Opera has decent digital certificate support, with the second best initial cipher offering (behind Firefox), but there's one notable exception. Although the first five ciphers use 256-bit AES keys, strangely Opera does not yet support ECC (Elliptical Curve Cryptography), which is the strongest asymmetric cipher standard in use today. OCSP (Online Certificate Status Protocol) is supported by default, and the minimum SSL version can be specified.
Opera lets you view installed and registered plug-ins, but not manage them. However, a neat little feature that the other browsers don't have is the ability to specify which requests for plug-ins Opera should ignore. Most browsers bug the user repeatedly each time a reloaded Web page requires a specific control; only Opera and IE 8 allow per-site control. On an interesting note, Opera has integrated BitTorrent support, which some security administrators may not like.

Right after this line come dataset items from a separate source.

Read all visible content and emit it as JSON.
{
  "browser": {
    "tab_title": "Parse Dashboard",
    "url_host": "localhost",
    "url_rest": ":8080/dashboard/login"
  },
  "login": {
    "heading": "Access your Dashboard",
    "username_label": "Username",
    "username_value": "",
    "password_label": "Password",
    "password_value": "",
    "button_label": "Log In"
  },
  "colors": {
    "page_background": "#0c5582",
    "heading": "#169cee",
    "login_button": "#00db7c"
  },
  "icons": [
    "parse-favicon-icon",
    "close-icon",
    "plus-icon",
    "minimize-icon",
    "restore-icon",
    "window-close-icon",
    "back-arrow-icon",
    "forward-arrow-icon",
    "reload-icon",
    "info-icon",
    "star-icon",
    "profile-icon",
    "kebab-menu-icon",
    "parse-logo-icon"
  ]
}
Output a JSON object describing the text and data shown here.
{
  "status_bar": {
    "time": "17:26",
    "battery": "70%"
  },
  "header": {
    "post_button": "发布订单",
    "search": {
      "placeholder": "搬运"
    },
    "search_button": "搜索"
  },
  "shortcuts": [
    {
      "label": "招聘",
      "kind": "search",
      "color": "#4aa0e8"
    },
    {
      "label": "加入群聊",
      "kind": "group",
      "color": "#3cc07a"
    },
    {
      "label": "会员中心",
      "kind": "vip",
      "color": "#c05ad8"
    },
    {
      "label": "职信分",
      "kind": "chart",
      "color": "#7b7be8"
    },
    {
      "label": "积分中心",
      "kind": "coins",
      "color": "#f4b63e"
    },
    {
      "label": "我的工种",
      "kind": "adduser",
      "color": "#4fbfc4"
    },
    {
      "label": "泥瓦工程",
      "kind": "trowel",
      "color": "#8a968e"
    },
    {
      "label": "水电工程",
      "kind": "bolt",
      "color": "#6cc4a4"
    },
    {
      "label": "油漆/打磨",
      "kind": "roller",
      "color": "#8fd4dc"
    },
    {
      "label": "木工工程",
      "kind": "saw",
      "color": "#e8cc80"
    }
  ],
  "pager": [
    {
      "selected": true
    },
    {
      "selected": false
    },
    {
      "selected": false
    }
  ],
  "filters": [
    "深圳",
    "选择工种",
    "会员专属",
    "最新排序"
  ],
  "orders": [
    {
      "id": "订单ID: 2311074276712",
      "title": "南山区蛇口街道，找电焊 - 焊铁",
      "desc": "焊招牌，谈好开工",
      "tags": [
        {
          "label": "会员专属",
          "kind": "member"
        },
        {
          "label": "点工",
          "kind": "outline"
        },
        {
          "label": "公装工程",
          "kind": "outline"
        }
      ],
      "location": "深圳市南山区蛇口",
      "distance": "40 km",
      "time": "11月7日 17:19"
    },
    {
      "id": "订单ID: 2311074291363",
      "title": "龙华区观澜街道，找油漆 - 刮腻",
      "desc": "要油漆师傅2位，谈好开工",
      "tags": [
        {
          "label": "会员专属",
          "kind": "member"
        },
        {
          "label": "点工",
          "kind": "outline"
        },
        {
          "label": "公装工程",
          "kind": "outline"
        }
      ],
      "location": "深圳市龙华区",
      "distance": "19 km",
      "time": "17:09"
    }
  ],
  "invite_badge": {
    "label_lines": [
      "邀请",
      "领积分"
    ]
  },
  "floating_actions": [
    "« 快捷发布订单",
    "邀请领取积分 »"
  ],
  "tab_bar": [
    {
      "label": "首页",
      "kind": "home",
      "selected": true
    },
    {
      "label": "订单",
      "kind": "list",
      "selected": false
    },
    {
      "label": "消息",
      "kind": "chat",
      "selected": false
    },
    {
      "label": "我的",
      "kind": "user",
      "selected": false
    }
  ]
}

Opera has another feature that allows site-specific CSS (called author mode) to be replaced by a user-specific CSS (known as user mode). Both author and user mode can be customized, allowing you to determine exactly what is supported in each mode. A similar option was added to Internet Explorer 8 and is part of the CSS 2.1 standard called Alternative Style Sheets.
Opera has another nice feature, kiosk mode, that is designed to be run on public information computers. Kiosk mode disables tool bars, requires full-screen window sizes, disables many paths to system areas, and can be used to prevent downloads. After a period of inactivity, it will return to the defined home page.